Savage Beauty, the McQueen exhibit, set attendance records in New York at the Metropolitan Museum of Art in 2011. I stood in line that summer for over an hour to get in and ended up fainting from the heat just before the exhibit entrance. I ended up going four years later instead, in 2015, at the Victoria and Albert Museum in London, with my friend Lorella. That too was one of the museum’s most popular exhibitions and for the first time ever, the V&A stayed open 24 hours over the weekend to accommodate all of the people who wanted to come.

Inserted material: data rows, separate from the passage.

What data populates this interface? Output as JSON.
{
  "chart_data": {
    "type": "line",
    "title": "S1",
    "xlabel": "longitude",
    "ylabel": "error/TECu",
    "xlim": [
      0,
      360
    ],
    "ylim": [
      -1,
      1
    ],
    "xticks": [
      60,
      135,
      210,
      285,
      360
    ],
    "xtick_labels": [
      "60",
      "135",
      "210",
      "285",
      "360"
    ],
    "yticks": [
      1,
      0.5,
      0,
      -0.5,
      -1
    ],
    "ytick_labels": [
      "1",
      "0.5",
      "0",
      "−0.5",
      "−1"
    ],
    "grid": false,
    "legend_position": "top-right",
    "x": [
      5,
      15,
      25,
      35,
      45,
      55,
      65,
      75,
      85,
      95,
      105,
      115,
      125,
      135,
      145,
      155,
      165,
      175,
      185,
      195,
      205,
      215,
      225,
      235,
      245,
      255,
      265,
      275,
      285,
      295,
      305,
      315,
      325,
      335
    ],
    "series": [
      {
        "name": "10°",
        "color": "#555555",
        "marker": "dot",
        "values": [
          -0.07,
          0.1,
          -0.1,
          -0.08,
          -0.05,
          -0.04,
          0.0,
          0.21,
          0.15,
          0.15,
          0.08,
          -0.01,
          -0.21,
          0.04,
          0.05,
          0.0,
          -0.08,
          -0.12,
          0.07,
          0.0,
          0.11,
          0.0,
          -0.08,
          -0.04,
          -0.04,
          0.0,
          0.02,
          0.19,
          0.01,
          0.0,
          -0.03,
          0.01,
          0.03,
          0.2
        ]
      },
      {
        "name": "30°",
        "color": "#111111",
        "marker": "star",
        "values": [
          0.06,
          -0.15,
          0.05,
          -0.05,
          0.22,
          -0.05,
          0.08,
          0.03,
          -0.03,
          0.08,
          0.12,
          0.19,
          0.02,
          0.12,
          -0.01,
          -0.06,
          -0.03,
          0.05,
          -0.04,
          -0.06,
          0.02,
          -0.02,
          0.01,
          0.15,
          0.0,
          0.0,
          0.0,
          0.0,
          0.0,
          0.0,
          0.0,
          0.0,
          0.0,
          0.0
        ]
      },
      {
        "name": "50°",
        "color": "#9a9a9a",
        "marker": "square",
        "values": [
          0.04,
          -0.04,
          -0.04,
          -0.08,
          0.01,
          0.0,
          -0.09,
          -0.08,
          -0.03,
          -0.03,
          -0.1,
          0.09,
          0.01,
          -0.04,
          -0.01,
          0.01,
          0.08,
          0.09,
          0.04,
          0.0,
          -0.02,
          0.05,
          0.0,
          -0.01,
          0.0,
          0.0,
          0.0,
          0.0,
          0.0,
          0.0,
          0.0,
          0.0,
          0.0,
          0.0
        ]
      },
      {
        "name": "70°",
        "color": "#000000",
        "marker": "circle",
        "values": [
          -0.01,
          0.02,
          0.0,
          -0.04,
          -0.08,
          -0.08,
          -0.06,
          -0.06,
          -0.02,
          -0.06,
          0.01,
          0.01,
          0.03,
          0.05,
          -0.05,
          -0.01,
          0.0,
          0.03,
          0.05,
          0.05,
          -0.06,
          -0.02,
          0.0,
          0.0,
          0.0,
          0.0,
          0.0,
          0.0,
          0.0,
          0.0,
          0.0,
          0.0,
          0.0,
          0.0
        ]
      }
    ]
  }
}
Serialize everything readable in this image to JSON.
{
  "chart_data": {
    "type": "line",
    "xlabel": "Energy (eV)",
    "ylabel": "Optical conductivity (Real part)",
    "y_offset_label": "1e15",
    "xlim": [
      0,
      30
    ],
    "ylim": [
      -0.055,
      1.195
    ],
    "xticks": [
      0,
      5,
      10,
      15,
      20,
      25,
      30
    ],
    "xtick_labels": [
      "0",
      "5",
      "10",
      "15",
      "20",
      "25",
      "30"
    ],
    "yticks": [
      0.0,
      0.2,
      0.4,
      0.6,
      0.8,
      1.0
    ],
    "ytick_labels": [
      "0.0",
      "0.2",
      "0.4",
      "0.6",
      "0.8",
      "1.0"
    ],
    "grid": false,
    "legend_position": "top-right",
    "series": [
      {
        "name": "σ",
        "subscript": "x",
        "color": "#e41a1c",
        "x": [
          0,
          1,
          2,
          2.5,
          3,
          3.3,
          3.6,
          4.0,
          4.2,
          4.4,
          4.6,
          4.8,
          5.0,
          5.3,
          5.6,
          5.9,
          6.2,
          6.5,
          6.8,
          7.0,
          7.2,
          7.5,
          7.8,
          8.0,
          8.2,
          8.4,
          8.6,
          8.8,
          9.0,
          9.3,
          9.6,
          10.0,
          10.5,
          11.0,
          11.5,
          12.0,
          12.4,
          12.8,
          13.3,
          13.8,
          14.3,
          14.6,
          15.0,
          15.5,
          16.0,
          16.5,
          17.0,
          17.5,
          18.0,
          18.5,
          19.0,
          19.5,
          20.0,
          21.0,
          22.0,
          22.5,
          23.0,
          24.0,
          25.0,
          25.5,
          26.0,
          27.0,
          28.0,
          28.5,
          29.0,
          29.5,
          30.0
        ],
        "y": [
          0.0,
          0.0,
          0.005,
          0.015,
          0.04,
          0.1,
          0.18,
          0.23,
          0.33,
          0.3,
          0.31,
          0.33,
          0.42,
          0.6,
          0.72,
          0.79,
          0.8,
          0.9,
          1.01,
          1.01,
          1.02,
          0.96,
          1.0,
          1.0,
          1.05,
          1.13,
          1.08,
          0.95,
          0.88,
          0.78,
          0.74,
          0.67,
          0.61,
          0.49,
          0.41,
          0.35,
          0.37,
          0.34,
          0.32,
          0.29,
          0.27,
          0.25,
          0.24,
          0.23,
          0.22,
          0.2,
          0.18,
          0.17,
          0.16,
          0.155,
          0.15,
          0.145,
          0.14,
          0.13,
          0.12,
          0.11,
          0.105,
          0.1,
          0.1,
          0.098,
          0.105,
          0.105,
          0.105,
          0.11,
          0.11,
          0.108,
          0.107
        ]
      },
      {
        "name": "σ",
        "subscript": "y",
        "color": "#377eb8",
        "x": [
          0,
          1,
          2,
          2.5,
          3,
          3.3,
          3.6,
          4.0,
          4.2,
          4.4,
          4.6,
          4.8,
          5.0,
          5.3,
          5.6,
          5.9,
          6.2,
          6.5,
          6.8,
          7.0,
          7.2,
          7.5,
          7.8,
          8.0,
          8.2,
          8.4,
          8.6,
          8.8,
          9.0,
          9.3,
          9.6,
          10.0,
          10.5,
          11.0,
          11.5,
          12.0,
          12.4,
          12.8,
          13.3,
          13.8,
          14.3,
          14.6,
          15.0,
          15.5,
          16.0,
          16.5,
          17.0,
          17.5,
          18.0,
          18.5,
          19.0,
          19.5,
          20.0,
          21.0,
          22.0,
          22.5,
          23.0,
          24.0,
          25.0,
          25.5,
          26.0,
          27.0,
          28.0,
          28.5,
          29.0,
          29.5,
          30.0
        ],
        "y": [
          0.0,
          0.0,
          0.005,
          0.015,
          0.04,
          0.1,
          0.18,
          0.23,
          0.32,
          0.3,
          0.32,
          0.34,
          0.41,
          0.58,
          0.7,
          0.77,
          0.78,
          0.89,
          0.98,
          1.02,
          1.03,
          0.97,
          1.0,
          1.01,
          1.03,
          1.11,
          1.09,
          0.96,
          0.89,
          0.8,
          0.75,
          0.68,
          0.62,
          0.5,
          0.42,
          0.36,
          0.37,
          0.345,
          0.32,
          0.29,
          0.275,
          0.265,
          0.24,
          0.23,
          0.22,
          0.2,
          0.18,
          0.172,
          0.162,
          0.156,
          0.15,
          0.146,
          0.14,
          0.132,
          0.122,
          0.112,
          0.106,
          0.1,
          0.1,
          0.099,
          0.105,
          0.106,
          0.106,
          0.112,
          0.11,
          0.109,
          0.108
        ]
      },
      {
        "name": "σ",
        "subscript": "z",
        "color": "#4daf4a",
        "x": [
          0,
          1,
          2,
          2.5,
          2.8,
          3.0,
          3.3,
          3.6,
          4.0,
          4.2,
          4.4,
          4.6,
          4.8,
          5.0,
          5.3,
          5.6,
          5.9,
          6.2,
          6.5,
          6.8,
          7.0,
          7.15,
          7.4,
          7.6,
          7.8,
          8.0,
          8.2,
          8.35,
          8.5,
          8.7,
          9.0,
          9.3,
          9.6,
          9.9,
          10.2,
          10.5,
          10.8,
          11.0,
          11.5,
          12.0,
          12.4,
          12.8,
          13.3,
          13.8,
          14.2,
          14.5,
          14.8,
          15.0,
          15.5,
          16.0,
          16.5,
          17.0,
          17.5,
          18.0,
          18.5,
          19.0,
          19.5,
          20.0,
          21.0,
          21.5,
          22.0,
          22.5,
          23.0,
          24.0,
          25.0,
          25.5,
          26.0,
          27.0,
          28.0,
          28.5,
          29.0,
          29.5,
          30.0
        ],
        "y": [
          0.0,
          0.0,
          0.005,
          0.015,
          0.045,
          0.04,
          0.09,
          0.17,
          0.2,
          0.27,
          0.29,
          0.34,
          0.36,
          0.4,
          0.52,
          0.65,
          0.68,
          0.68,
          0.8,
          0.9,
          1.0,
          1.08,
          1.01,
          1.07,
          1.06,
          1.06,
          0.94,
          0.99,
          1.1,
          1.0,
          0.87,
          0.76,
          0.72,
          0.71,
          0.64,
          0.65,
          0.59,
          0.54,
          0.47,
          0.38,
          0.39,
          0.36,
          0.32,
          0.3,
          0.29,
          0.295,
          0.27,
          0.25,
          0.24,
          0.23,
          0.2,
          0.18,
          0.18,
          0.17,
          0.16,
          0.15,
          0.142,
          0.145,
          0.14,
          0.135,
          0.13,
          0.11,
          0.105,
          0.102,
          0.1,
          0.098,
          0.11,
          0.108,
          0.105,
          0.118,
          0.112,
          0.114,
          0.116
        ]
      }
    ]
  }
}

A couple of years ago, it was announced that Jack O’Connell would play Lee Alexander McQueen in a biopic based on Andrew Wilson’s biography, Blood Beneath The Skin. Jack ended up dropping out of the project and it’s unclear whether or not it’s moving forward at all. However, a new documentary, McQueen, will screen at the Tribeca Film Festival next week before opening this summer. The film will feature interviews with McQueen’s friends and collaborators and archival footage of his designs and installations. The trailer was released yesterday. I can’t wait to revisit those collections, those runways that were so much more than fashion shows – they were protests and provocations, they were also meditations. Here’s how Ian Bonhote, the director, explains the McQueen influence:
“I moved to London from Paris in the 90s much in part because of McQueen. His sense of style became synonymous with the city’s raw energy and edginess, and I know of no other contemporary designer to ignite such an immediate visceral response from an audience – it was so exhilarating.”
Attached – Shalom Harlow and the white dress, one of the most memorable moments in fashion history. And… it’s a really, really great dress. I have always loved how the two belts look from the back.